The Peace Officers Research Association of California (PORAC), the state's powerful police lobby, denounced the legislation before its members had even seen it. The group sent out a press release complaining that it was not consulted in the bill's drafting:
Since we have not actually seen the complete language and can only go by what the authors explained is the content of their bill, we are concerned that this reactionary legislation will handcuff peace officers and their abilities to keep communities safe. Uses of force incidents occur quickly, and while we have always supported greater training and body cameras, this legislation takes a dangerous new step. The legislation will require officers in every rapidly advancing, extraordinarily dangerous situation to employ a checklist that ultimately places everyone at risk.
PORAC says it wants to work with lawmakers on Weber's bill, but it is already signaling that it won't accept an increase in the threshold to allow for the use of deadly force.
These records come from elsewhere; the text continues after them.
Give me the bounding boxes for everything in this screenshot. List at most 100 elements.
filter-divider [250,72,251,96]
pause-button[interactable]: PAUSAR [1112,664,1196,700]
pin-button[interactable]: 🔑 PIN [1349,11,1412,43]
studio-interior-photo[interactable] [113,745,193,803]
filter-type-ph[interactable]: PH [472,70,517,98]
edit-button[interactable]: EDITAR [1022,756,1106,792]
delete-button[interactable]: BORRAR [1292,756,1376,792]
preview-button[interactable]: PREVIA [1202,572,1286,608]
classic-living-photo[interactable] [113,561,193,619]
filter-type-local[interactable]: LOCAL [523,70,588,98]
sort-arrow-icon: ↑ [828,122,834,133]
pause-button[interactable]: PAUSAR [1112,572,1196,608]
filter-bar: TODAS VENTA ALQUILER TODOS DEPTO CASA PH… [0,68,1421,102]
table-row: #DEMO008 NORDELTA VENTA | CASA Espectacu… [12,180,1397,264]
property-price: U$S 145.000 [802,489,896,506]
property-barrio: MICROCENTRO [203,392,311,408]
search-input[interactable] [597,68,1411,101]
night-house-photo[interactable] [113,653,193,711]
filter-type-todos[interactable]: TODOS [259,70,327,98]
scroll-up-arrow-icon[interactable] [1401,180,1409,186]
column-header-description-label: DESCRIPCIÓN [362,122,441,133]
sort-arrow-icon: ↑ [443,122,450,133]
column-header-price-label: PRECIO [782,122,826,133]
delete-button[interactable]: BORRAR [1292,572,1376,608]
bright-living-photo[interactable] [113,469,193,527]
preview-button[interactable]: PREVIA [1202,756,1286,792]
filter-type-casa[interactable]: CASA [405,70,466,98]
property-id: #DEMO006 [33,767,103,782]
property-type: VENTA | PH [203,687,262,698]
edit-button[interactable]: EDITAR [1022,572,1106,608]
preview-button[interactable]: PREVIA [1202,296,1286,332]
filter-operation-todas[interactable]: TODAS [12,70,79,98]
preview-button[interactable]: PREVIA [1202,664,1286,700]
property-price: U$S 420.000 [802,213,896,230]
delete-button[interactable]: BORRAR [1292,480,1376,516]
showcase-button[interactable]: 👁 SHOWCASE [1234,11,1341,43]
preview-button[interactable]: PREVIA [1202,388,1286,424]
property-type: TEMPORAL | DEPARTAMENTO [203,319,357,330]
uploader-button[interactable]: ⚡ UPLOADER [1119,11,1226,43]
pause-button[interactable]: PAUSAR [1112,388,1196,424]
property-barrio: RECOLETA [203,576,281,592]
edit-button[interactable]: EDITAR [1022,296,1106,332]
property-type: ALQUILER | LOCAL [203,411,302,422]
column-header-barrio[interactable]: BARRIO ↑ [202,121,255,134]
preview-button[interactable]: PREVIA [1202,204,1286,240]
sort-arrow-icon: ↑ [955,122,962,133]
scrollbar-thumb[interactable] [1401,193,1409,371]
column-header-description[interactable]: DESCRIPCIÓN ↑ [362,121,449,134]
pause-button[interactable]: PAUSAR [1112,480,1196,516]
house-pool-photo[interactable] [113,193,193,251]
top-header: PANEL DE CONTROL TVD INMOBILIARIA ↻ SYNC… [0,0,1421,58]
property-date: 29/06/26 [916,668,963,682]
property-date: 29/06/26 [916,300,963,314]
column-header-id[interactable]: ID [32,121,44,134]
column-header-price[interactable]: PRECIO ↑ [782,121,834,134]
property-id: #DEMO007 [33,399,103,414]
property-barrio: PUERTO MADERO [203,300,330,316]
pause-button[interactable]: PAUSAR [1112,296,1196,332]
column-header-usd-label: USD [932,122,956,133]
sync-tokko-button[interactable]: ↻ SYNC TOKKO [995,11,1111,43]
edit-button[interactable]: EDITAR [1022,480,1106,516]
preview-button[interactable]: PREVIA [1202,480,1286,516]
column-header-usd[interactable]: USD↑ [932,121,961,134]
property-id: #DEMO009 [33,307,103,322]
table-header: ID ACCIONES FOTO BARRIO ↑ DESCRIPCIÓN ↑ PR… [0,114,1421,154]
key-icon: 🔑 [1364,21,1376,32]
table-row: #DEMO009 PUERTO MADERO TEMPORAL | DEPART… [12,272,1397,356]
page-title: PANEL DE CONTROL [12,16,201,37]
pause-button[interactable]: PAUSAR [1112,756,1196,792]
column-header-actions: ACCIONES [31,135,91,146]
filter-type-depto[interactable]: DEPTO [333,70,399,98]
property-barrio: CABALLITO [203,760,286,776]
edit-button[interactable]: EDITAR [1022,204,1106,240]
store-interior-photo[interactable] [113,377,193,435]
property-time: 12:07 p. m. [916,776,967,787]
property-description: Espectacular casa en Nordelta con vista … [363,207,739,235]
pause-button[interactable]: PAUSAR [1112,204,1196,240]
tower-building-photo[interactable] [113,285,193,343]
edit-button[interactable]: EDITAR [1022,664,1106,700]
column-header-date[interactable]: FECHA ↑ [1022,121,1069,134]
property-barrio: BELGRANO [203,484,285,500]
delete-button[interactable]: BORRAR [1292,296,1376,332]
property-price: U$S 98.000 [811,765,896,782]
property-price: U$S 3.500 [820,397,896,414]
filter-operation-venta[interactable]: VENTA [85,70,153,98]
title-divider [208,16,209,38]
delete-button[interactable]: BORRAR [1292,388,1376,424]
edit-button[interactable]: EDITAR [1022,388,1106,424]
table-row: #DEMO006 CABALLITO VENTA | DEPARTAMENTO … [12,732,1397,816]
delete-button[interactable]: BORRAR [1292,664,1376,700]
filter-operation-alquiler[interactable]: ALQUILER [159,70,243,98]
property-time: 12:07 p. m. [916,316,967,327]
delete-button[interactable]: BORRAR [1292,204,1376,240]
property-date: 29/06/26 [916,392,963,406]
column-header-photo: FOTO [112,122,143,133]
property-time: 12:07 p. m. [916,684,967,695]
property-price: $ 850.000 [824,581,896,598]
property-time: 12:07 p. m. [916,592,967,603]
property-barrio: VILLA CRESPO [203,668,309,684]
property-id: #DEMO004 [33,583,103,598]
Weber's proposal seems to be getting more attention, but a transparency bill introduced by Sen. Nancy Skinner (D-Berkeley) could have more impact if it passes. Under her bill, the public would gain access to police records involving officers who use their gun or use force that results in death or serious injury; to officers' records involving on-the-job sexual assault, including offering sex "in exchange for lenience"; and to records involving police dishonesty in reporting, investigating, or prosecuting a crime.
These are much-needed reforms. California is infamous for laws that conceal information about police misconduct—not just from the public but from other government agencies. Citizens thus don't know if misconduct is being appropriately punished, and officers booted from law enforcement agencies can quietly find police work elsewhere.
Whether either bill will get anywhere after the outrage over Clark's shooting fades is another question.